Senator McLUCAS (Parliamentary Secretary to the Minister for Health and Ageing) (12:41 PM) —In the politest possible way I have to say that I think the amendment misunderstands the intent of the bill. Infrastructure Australia, if it is established, will not be controlling expenditure. Infrastructure Australia will be providing advice—but not only to the Commonwealth government. Infrastructure Australia will provide advice to governments of Australia, probably through COAG, to private investors and to owners of infrastructure about all sorts of issues that have been put in front of it. So it is not simply the Minister for Infrastructure, Transport, Regional Development and Local Government of the Commonwealth of Australia who will be receiving that advice. To require all advices to go before the parliamentary Public Works Committee will simply make it redundant; it is not required and not needed. What is required is scrutiny when our government makes a decision to use public money, and that is when the normal scrutiny process will kick in.
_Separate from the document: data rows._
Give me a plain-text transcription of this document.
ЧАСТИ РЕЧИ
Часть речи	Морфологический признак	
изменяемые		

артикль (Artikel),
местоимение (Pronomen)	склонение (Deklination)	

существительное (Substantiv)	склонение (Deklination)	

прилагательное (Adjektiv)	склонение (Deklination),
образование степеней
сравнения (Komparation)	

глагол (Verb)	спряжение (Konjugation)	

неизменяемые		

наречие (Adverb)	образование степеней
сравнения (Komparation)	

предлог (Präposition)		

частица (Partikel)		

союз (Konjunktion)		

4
If Infrastructure Australia advises the government to undertake a particular piece of work and the government puts money toward the construction of that piece of infrastructure, that is the point at which scrutiny should rightly—and will—be applied. So to say that advice should be scrutinised, rather than the use of public moneys, is I think just missing the intent of what Infrastructure Australia is about. Infrastructure Australia may advise that it is more appropriate that a specific project is funded by the private sector, for example. If they make that recommendation, why should that then go before the parliamentary Public Works Committee? Infrastructure Australia will, I am sure, make recommendations about regulatory reform. Why would that advice need to go before the parliamentary Public Works Committee?

Can I say, Senator Milne, that your intention is sound, and I trust that you are trying to provide greater public scrutiny. I agree with the sentiment but the way you are trying to achieve it will not affect that outcome. It is when public money is proposed to be spent that scrutiny should apply, not at the point of receipt of advice.